Le causse est froid et venteux en hiver, brûlant et étouffant en été.

 

C’est de cette manière qu'environ 200 enfants furent cordialement conviés à la colonie du Luc, dont la devise était « Mundatur culpa labore », c'est-à-dire : la faute est purifiée par le travail. Deux cent est la valeur maximale du nombre d’enfants. En certaines périodes, il y en eut moins. Le camp ouvrit en 1856.

 

Les plus jeunes (6 à 12 ans) étaient chargés de travaux agricoles, au sein d'une terre plus qu’inculte qu’est nous le rappelons ce territoire caussenard. Les plus âgés (13 à 20 ans) étaient chargés des travaux lourds. On y relève de la construction, des déblaiements, des chargements lourds, etc. Dans l'ensemble, de terribles travaux de bagnards.

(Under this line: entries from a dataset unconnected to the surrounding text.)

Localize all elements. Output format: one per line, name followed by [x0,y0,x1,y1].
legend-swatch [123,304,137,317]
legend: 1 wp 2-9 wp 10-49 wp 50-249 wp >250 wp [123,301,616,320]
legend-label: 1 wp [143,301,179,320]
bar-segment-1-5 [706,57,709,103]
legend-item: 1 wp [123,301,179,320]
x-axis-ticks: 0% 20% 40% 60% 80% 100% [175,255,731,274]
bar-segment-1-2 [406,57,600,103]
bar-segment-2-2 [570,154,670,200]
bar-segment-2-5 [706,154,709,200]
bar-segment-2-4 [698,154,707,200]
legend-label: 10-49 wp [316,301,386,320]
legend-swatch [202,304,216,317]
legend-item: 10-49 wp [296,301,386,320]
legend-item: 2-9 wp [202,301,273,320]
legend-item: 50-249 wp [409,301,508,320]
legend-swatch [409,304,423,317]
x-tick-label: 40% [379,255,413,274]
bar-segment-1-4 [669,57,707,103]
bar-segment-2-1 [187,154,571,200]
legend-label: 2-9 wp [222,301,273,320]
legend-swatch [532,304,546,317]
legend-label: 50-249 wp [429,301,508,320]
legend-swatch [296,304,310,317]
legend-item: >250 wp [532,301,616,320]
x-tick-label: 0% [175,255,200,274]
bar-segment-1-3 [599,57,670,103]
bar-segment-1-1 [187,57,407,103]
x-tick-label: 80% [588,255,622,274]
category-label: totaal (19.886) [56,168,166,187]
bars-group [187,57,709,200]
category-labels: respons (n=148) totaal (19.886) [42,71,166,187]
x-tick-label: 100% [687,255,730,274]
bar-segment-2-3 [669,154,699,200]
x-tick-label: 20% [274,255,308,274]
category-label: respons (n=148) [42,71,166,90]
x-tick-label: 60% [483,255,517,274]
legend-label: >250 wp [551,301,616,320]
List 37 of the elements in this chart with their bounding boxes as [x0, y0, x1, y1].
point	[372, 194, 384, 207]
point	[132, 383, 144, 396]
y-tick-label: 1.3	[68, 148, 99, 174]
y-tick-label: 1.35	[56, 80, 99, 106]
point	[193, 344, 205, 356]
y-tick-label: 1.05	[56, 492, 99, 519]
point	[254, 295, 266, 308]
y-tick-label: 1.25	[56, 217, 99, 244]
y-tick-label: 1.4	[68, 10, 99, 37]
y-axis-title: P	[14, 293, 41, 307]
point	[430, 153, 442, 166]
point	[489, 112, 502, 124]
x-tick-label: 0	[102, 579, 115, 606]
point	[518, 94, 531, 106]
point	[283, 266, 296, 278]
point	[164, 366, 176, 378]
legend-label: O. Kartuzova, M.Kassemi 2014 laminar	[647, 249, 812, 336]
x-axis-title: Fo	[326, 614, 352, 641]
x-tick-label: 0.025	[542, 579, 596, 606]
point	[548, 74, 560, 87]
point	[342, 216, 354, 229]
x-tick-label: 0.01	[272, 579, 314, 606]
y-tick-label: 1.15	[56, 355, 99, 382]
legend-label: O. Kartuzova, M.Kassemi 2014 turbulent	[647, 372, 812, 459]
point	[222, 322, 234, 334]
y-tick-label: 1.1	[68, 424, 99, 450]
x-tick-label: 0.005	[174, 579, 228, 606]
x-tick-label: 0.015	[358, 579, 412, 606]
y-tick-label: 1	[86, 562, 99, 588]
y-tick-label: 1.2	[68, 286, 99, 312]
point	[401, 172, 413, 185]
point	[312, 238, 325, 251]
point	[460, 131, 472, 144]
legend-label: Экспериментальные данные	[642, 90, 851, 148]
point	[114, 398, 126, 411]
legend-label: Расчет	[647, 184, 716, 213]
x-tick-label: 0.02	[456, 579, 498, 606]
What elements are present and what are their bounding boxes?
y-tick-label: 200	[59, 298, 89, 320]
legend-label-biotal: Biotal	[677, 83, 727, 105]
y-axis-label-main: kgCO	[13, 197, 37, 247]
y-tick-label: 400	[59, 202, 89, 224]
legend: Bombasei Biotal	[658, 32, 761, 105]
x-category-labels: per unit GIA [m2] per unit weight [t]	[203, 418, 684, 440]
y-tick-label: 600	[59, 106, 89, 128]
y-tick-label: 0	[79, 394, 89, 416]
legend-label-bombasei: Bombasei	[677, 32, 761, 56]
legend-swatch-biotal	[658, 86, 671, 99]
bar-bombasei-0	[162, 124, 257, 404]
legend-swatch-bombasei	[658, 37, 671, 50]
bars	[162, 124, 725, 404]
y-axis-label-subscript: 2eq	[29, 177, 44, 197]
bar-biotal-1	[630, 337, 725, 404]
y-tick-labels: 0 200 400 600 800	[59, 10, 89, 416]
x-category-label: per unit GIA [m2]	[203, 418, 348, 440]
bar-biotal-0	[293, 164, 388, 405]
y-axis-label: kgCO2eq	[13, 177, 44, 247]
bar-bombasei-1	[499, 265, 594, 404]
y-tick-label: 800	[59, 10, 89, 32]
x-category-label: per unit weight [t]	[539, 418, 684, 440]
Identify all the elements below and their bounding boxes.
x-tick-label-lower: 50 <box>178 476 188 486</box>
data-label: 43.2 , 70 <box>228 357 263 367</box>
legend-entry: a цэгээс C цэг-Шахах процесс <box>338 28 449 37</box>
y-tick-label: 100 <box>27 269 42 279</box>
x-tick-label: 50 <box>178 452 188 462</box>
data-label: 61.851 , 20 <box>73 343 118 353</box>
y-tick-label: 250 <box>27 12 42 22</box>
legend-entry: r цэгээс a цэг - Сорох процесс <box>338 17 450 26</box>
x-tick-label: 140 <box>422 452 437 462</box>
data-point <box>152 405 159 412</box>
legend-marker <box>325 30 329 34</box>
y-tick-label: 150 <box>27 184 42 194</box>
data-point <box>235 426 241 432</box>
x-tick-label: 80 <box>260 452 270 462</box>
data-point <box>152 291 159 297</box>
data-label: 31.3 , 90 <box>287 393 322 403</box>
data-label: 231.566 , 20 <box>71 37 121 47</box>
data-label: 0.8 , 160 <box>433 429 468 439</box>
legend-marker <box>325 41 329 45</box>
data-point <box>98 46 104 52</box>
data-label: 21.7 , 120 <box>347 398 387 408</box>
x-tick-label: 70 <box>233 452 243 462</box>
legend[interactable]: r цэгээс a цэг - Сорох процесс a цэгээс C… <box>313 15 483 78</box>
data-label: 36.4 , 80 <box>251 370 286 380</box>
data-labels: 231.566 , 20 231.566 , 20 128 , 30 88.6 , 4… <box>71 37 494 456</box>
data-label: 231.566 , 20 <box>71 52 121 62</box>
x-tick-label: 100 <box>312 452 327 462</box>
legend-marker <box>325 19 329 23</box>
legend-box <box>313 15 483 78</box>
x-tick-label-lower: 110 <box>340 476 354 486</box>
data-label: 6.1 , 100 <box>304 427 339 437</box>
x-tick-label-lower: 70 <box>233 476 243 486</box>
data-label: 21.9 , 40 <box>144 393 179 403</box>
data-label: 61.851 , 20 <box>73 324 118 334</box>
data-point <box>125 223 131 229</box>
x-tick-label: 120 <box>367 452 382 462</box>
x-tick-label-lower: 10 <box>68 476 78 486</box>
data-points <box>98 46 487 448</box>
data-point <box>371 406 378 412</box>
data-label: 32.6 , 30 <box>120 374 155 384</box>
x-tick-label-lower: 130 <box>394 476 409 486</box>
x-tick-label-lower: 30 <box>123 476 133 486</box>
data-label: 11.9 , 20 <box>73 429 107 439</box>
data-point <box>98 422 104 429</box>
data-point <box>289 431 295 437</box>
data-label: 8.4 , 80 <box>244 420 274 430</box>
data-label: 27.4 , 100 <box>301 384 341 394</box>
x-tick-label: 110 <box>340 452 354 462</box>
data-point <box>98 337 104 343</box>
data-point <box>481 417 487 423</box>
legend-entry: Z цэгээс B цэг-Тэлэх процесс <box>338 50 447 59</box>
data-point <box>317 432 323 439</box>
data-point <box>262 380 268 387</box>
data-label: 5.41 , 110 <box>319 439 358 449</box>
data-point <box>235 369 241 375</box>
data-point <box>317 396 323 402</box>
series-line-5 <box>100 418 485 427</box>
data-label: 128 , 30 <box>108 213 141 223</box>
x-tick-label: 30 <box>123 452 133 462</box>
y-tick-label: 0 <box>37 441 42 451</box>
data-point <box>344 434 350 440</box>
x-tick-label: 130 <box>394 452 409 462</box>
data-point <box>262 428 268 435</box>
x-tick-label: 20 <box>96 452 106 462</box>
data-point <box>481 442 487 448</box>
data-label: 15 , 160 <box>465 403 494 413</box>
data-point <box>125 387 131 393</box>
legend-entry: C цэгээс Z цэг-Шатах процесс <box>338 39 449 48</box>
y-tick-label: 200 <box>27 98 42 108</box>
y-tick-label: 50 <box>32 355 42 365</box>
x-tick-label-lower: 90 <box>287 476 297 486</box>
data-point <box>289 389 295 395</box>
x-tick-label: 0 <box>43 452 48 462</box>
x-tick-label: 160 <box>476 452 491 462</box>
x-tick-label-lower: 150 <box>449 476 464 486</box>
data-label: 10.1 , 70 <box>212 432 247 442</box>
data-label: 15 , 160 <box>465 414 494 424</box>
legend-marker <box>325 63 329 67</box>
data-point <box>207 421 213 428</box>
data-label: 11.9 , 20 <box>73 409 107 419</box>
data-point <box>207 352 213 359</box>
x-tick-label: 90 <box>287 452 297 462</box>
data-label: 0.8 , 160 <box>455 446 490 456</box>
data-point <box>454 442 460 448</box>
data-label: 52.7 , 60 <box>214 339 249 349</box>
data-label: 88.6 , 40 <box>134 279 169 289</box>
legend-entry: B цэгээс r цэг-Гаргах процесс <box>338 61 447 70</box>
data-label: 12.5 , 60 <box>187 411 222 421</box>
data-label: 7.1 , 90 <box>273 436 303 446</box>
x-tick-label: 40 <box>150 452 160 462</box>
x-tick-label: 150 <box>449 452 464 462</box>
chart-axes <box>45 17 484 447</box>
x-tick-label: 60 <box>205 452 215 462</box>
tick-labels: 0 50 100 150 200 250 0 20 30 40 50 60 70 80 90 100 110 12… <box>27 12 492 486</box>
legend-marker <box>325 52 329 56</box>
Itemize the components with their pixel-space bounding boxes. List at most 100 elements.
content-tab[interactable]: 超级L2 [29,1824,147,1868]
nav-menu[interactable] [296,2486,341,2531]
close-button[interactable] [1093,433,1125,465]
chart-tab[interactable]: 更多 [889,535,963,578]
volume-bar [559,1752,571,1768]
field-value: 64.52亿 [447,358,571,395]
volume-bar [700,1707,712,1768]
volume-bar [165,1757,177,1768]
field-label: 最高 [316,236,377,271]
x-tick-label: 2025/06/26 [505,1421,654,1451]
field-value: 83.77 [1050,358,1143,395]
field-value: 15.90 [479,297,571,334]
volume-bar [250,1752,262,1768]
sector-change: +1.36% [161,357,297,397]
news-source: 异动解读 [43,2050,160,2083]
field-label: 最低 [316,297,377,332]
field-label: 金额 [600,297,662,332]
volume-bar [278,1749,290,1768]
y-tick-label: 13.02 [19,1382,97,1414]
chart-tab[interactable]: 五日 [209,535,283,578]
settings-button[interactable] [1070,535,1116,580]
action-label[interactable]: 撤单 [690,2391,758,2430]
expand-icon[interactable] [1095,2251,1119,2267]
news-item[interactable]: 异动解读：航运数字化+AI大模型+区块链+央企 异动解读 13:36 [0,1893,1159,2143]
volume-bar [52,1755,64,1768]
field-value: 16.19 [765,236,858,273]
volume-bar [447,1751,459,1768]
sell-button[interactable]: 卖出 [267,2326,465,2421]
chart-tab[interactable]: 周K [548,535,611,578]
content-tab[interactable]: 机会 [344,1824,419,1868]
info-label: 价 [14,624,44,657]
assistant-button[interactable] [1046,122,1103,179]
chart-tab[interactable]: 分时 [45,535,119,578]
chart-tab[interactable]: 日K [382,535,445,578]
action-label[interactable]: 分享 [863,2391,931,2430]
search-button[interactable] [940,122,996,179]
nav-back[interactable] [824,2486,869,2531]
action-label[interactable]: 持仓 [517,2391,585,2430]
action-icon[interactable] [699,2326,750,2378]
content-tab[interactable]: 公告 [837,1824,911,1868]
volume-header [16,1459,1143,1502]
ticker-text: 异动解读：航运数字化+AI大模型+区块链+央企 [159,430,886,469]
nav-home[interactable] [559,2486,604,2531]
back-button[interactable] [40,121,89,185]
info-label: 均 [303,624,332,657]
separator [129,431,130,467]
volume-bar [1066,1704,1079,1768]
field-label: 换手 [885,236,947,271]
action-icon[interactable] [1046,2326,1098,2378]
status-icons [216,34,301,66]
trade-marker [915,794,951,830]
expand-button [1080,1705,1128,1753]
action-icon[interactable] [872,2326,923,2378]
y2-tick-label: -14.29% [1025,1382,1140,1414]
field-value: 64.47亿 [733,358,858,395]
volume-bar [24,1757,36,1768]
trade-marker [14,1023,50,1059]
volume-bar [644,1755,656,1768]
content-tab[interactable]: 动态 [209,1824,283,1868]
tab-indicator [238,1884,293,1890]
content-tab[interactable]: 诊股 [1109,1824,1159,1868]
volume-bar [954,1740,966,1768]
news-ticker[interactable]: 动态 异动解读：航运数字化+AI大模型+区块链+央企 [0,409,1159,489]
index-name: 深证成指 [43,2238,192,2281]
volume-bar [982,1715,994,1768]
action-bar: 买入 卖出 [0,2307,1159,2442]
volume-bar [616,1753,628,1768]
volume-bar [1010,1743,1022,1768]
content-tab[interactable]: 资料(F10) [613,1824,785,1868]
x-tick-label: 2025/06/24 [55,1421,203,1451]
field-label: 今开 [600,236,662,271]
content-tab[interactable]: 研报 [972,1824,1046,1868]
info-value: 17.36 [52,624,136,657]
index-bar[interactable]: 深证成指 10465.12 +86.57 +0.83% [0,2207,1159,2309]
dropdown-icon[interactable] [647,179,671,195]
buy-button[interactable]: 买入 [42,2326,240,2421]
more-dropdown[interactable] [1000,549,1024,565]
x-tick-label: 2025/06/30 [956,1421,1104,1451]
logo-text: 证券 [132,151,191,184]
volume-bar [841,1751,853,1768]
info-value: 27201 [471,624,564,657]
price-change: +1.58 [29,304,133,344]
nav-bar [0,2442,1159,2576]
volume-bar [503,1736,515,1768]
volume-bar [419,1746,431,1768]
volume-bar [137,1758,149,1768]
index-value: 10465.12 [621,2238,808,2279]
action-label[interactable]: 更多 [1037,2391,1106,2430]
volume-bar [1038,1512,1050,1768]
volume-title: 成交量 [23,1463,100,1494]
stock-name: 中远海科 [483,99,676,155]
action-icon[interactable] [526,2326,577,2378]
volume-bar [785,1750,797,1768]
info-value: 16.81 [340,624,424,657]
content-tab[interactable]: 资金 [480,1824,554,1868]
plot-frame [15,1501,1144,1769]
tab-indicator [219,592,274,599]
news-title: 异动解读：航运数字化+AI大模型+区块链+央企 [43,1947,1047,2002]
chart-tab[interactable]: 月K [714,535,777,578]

Une personne du surnom de Baguenaudes ajoute quelques précisions quant à cette galerie : D’après un ancien colon du Luc, ils mangeaient du pain blanc tous les jours, ce qui n’était pas forcément le cas des paysans du coin. Cela n’enlève rien au fait que les petites mains ont dû avoir des travaux très lourds à réaliser quand on voit les impressionnants tas de cailloux sortis des champs.

 

Afin d'améliorer l'accès, il fut foré ensuite la galerie de jonction, longue de 200 mètres, creusée avec grande régularité dans un calcaire tout particulièrement dur. Cette galerie est percée depuis l'effondrement karstique jusqu'à l'aven. Elle offre un cheminement horizontal aisé vers le fond du gouffre. D'après plusieurs sources, les travaux furent exécutés au pic et par les enfants, en 1882. Or, il est pouvé qu'elle fut simplement minée par des professionnels. Cette galerie est toujours visitable à ce jour. Sous l'impatience de la direction, elle fut creusée en un délai record, c'est-à-dire en moins d'un an.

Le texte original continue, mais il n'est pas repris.